Enfin, le cœur du problème.

L’argent.

Les super clubs en veulent toujours davantage. C’est correct. Ainsi fonctionne le capitalisme. Ça tombait bien, la firme JPMorgan Chase était prête à signer un chèque de 3,5 milliards d’euros (environ 5,3 milliards CAN) pour lancer la Super Ligue. De quoi aider le FC Barcelone et le Real Madrid à réduire leur dette colossale, qui dépasse le milliard de dollars.

Or, comme l’ont souligné bien d’autres chroniqueurs avant moi, le capitalisme, c’est une chose. Le capitalisme sauvage, ç’en est une autre.

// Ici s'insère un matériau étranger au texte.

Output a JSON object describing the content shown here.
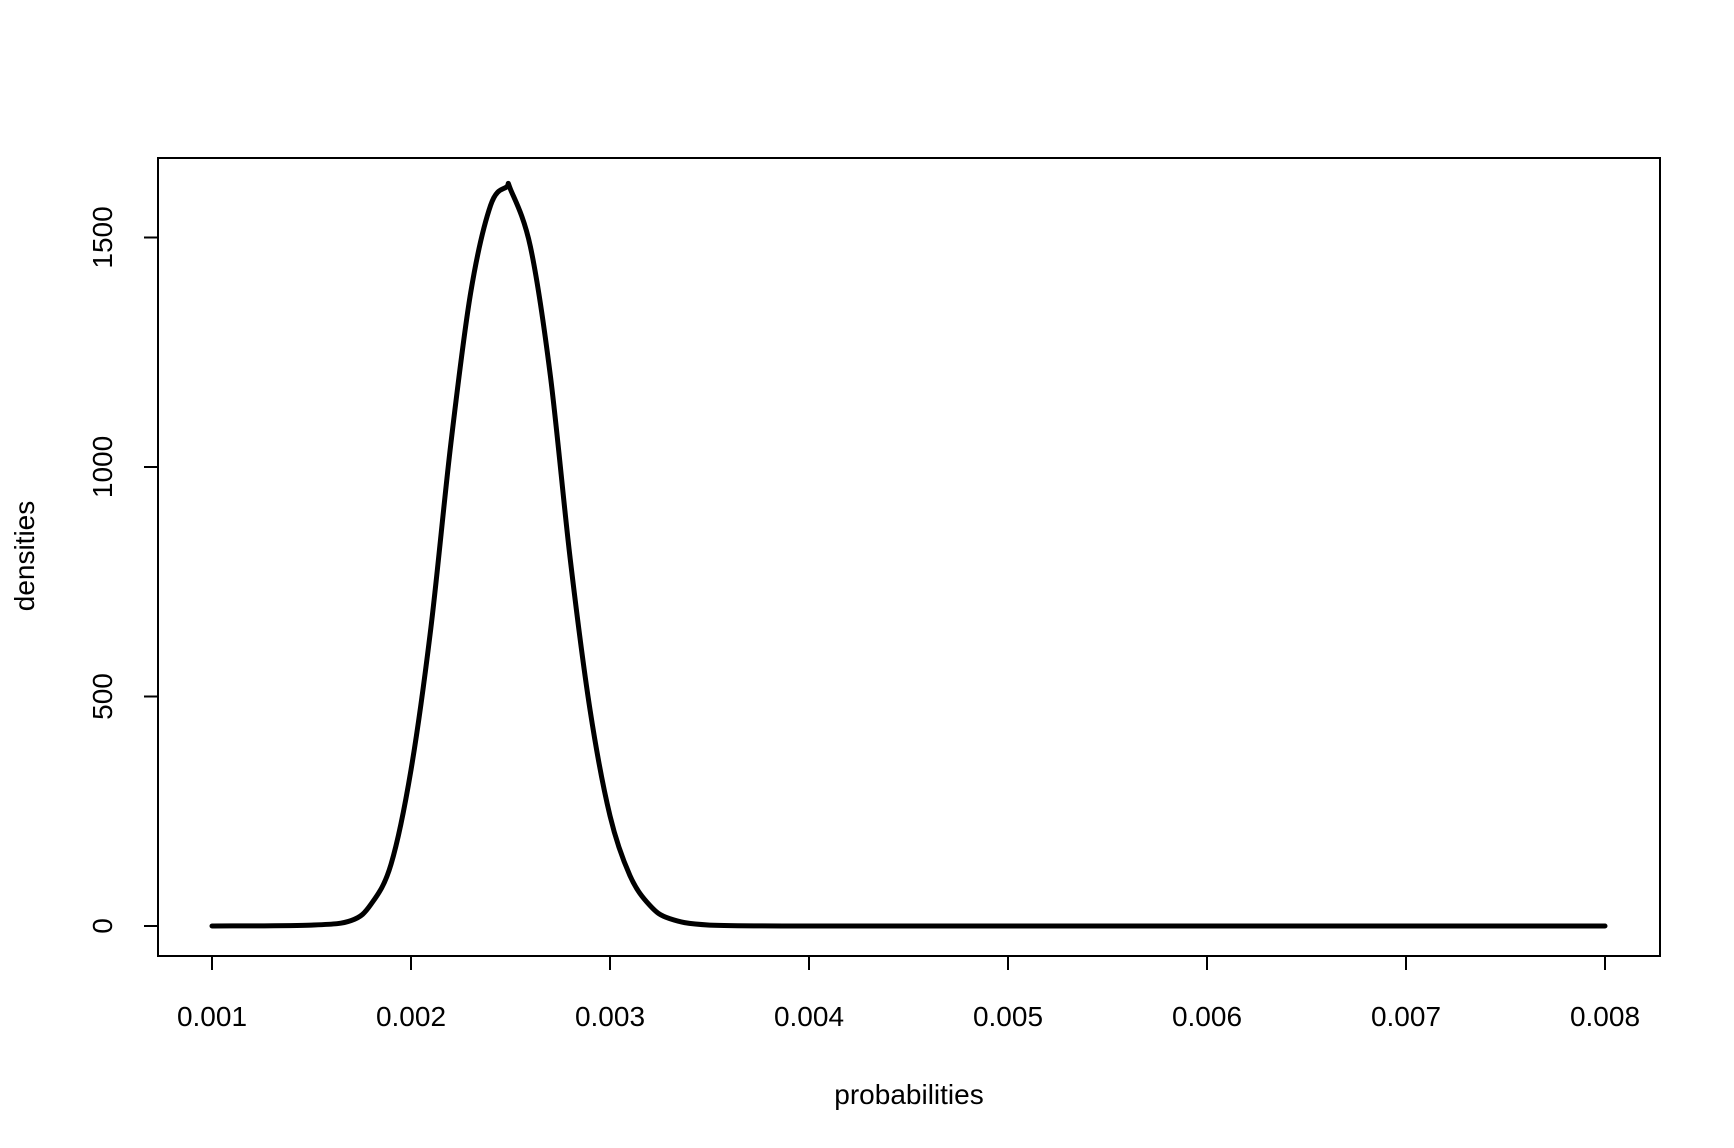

La Super Ligue était issue du deuxième. Sa survie accentuerait les inégalités déjà très grandes entre les clubs. Elle enrichirait une poignée de propriétaires cupides, au détriment des autres. Elle nuirait au sport. À l’esprit de compétition. Elle étoufferait l’espoir des partisans de Donetsk, Lyon, Leicester, Belgrade ou Leipzig de voir leur équipe locale grimper les échelons, se qualifier pour la Ligue des champions et accueillir dans leur stade les plus grandes stars du soccer.

Comme l’a écrit le chroniqueur du Guardian Jonathan Liew : « Seulement quelqu’un qui déteste profondément le football peut se cacher derrière la Super Ligue. »

Heureusement, les heures de la Super Ligue semblent comptées. Et le soccer, sauvé.